Btp deboli con Borse in volatilità di periodo e attesa Bce

MILANO (Reuters) - Le incertezze sulla riduzione dello stimolo Fed pesano sugli asset più rischiosi, quindi su borse e periferici, alimentando anche una certa volatilità.

Operatori a lavoro. REUTERS/Brendan McDermid

Italia e Spagna appaiono in difficoltà, con gli investitori piuttosto restii a prendere posizioni lunghe dopo il recente rally, mentre sul mercato regna l’attesa della riunione della Bce di oggi.

“Sui periferici si vede una certa debolezza nonostante le buone aste della Spagna”, dice Alessandro Giansanti, strategist di Ing. “Si vede il ritorno di una correlazione con l’azionario, in un periodo piuttosto volatile. Non c’è una situazione specificamente italiana che giustifichi questo calo. Sono incertezze economiche di ordine mondiale”.

La Spagna ha annunciato il risultato delle aste di oggi in cui ha collocato 4 miliardi di euro di titoli 2015, 2016, 2023, in linea col target.

“Per il resto, regna l’attesa della Bce, in particolare di capire che toni userà Draghi in conferenza stampa. Se fornisse dettagli su ulteriori mosse accomodanti, potrebbe favorire i periferici”, dice Giansanti.

Nelle attese degli economisti, Francoforte manterrà il costo del denaro al minimo storico dello 0,50%, livello raggiunto il mese scorso con l’allentamento di un quarto di punto.

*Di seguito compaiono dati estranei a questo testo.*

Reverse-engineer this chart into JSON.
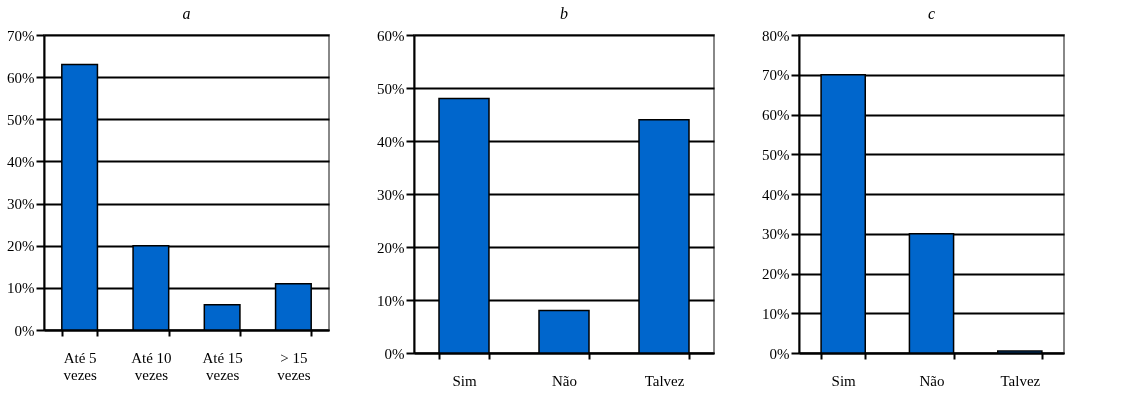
{
  "chart_data": [
    {
      "type": "bar",
      "title": "a",
      "categories": [
        "Até 5 vezes",
        "Até 10 vezes",
        "Até 15 vezes",
        "> 15 vezes"
      ],
      "values": [
        63,
        20,
        6,
        11
      ],
      "color": "#0066cc",
      "ylim": [
        0,
        70
      ],
      "yticks": [
        {
          "value": 0,
          "label": "0%"
        },
        {
          "value": 10,
          "label": "10%"
        },
        {
          "value": 20,
          "label": "20%"
        },
        {
          "value": 30,
          "label": "30%"
        },
        {
          "value": 40,
          "label": "40%"
        },
        {
          "value": 50,
          "label": "50%"
        },
        {
          "value": 60,
          "label": "60%"
        },
        {
          "value": 70,
          "label": "70%"
        }
      ],
      "grid": "y"
    },
    {
      "type": "bar",
      "title": "b",
      "categories": [
        "Sim",
        "Não",
        "Talvez"
      ],
      "values": [
        48,
        8,
        44
      ],
      "color": "#0066cc",
      "ylim": [
        0,
        60
      ],
      "yticks": [
        {
          "value": 0,
          "label": "0%"
        },
        {
          "value": 10,
          "label": "10%"
        },
        {
          "value": 20,
          "label": "20%"
        },
        {
          "value": 30,
          "label": "30%"
        },
        {
          "value": 40,
          "label": "40%"
        },
        {
          "value": 50,
          "label": "50%"
        },
        {
          "value": 60,
          "label": "60%"
        }
      ],
      "grid": "y"
    },
    {
      "type": "bar",
      "title": "c",
      "categories": [
        "Sim",
        "Não",
        "Talvez"
      ],
      "values": [
        70,
        30,
        0.5
      ],
      "color": "#0066cc",
      "ylim": [
        0,
        80
      ],
      "yticks": [
        {
          "value": 0,
          "label": "0%"
        },
        {
          "value": 10,
          "label": "10%"
        },
        {
          "value": 20,
          "label": "20%"
        },
        {
          "value": 30,
          "label": "30%"
        },
        {
          "value": 40,
          "label": "40%"
        },
        {
          "value": 50,
          "label": "50%"
        },
        {
          "value": 60,
          "label": "60%"
        },
        {
          "value": 70,
          "label": "70%"
        },
        {
          "value": 80,
          "label": "80%"
        }
      ],
      "grid": "y"
    }
  ]
}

Le attenzioni si rivolgeranno, come di consueto, sulla conferenza stampa del presidente Mario Draghi, da cui gli investitori cercheranno di cogliere segnali riguardo le prossime mosse dell’Eurotower.

Secondo gli operatori, la reazione del mercato potrebbe essere limitata se Draghi manterrà un tono accomodante. A quel punto il focus potrebbe spostarsi sul dato degli occupati non agricoli Usa, in arrivo domani, che il mercato aspetta per chiaririsi le idee rispetto la possibilità di una riduzione dello stimolo monetario della Federal Reserve.

Dopo il deludente rapporto Adp, dagli Usa arriva infatti oggi pomeriggio un altro anticipo del dato chiave sull’occupazione Usa in agenda venerdì, molto atteso perché presumibilmente indicativo delle prossime mosse della Fed, che nelle ultime settimane ha ventilato, per bocca di diversi suoi esponenti, la possibilità di ridurre l’attuale portata dello stimolo monetario, se dall’economia dovessero arrivare segnali positivi.